Last Friday I went to the opening of the new playing field for Mundella Primary School in Folkestone. This is the result of a very imaginative proposal which has turned what was previously, to all intents and purposes, a piece of waste land into a playing field which will be of great benefit to the school and, I hope, to the wider community.

It is a particularly heartening development given that one normally hears more about school playing fields being sold than new ones being opened. Anything that makes it easier for team games to be played at school is greatly to be welcomed. Physical education is an essential part of education and hasn’t always had the attention and priority it deserves.

So, congratulations to Mundella’s Headteacher, Rosemary Hannibal, and her team for their vision in taking this proposal forward.

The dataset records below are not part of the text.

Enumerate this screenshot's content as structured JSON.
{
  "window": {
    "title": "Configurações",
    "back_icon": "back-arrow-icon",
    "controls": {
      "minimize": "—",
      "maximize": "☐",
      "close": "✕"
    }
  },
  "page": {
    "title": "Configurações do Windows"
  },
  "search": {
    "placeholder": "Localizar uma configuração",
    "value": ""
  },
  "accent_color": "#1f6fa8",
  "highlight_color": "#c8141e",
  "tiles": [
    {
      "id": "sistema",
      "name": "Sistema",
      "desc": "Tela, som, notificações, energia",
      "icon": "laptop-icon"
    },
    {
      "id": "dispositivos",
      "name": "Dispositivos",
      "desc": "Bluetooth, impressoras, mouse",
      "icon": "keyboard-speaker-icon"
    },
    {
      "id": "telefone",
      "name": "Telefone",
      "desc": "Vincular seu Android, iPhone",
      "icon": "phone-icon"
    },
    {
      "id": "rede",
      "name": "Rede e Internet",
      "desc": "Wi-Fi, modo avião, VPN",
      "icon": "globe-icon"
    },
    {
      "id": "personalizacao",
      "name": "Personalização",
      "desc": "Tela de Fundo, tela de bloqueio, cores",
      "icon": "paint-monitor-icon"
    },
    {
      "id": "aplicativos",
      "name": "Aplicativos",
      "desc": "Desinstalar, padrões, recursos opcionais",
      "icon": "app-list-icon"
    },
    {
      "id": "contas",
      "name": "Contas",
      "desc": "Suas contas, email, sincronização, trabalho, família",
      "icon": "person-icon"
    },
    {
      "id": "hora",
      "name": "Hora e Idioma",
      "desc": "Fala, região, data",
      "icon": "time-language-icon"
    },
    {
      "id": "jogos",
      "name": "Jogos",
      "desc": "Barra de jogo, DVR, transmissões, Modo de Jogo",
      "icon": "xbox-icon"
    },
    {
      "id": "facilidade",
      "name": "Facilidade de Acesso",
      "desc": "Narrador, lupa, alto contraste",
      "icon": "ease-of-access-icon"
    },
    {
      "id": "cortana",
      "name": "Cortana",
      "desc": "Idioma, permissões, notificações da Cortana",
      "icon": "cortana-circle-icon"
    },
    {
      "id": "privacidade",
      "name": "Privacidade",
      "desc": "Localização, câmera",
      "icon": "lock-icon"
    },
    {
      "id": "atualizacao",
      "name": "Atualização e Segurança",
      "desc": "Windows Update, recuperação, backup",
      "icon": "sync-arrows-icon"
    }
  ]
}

Thanks too to Kent County Council and the Big Lottery Fund for their financial help.

The next step, I hope, will be to make the playing fields available for community use. The need for facilities like this in the part of Folkestone where it is situated is acute and it would be a great shame if the playing field were not to be used at weekends and in the school holidays. I know that the school is keen that the field should be used in this way and hope that the necessary arrangements can be made soon.

From Mundella, I went to look at the new buildings at Stowting School. The physical environment could hardly be more different. But of course many of the dwellings are the same.

I discussed behavioural problems with Astrid Richardson, Stowting’s Headteacher. She says that children arrive at school these days less able to do things for themselves. She puts this down to the fact that parents often find it easier – and quicker – to do things for children than to teach them how to do it themselves.

We all know that time is at a premium. There is so much to do and too little time to do it in. Is this one of the factors that decides parents to take short cuts with their children? It is a provocative and very interesting thought.

I am not sure that this is something that politicians can do a great deal about. But it does raise questions we should all think about.